No of Pages: 170
RRP: 24.95
ISBN Print: 1 876040 70 X
Freehold
A compressed epic of conflict, identity, love and loss. Whitby Downs, a famous cattle station on the Clarence River, has been in Whitby hands since the 1840s but now they are selling up. Or are they? Family conflicts, generational splits, commercial opportunism – nothing is black and white in the fight over Whitby Downs. Freehold, Geoff Page’s third verse novel, from its opening section, a parallel exchange of nineteenth century letters, takes a profound look at what land can come to mean to its owners across a hundred and fifty years. Or several thousand…
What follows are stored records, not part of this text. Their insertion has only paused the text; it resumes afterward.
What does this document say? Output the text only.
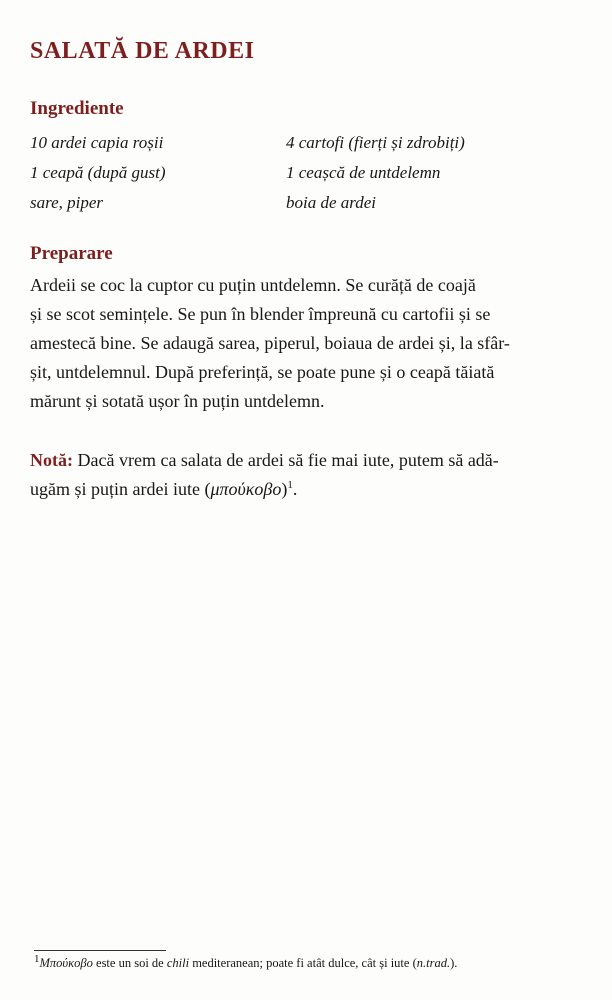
SALATĂ DE ARDEI
Ingrediente
10 ardei capia roșii
1 ceapă (după gust)
sare, piper
4 cartofi (fierți și zdrobiți)
1 ceașcă de untdelemn
boia de ardei
Preparare
Ardeii se coc la cuptor cu puțin untdelemn. Se curăță de coajă
și se scot semințele. Se pun în blender împreună cu cartofii și se
amestecă bine. Se adaugă sarea, piperul, boiaua de ardei și, la sfâr-
șit, untdelemnul. După preferință, se poate pune și o ceapă tăiată
mărunt și sotată ușor în puțin untdelemn.
Notă: Dacă vrem ca salata de ardei să fie mai iute, putem să adă-
ugăm și puțin ardei iute $(\mu\pi oύ\kappa o\beta o)^1$.
$^1$Μπούκοβο este un soi de chili mediteranean; poate fi atât dulce, cât și iute (n.trad.).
“With Freehold, Geoff Page continues his use of the verse novel, a form which he made utterly his own. His great technical skill carries the saga with wonderful dexterity. Portraits of people, their talk and their behaviour are wonderfully drawn. The poet’s obsession with the challenge of reconciliation carries the story in a riveting way, while descriptions of the Clarence River and its landscape show Geoff Page at his lyrical height.” – Kate Llewellyn
About the Author
Geoff Page is a Canberra poet who has published fifteen books of poetry, two novels, a biography, a book of short stories and poems and edited two anthologies. Among his more recent poetry collections are Collateral Damage and Darker and Lighter which won the Grace Leven Prize for 2001. His long poem, The Scarring, was published in 1999 and broadcast on ABC Radio in 2001 and 2001. He also published A Reader’s Guide to Contemporary Australian Poetry in 1995.
With time off for several grants from the Literature Fund, Geoff Page ran the English Department at Narrabundah College, ACT, from 1974 to 2001. Geoff has read his work and talked about Australian poetry at conferences in Britain, Italy, Switzerland, China, Singapore and New Zealand. He has also been writer in residence at the University of Wollongong, the Australian Defence Force Academy, Curtin University and Edith Cowan University. In 1990 Page won the Queensland Premier’s Prize for Poetry and in 2001 he won the Patrick White Literary Award.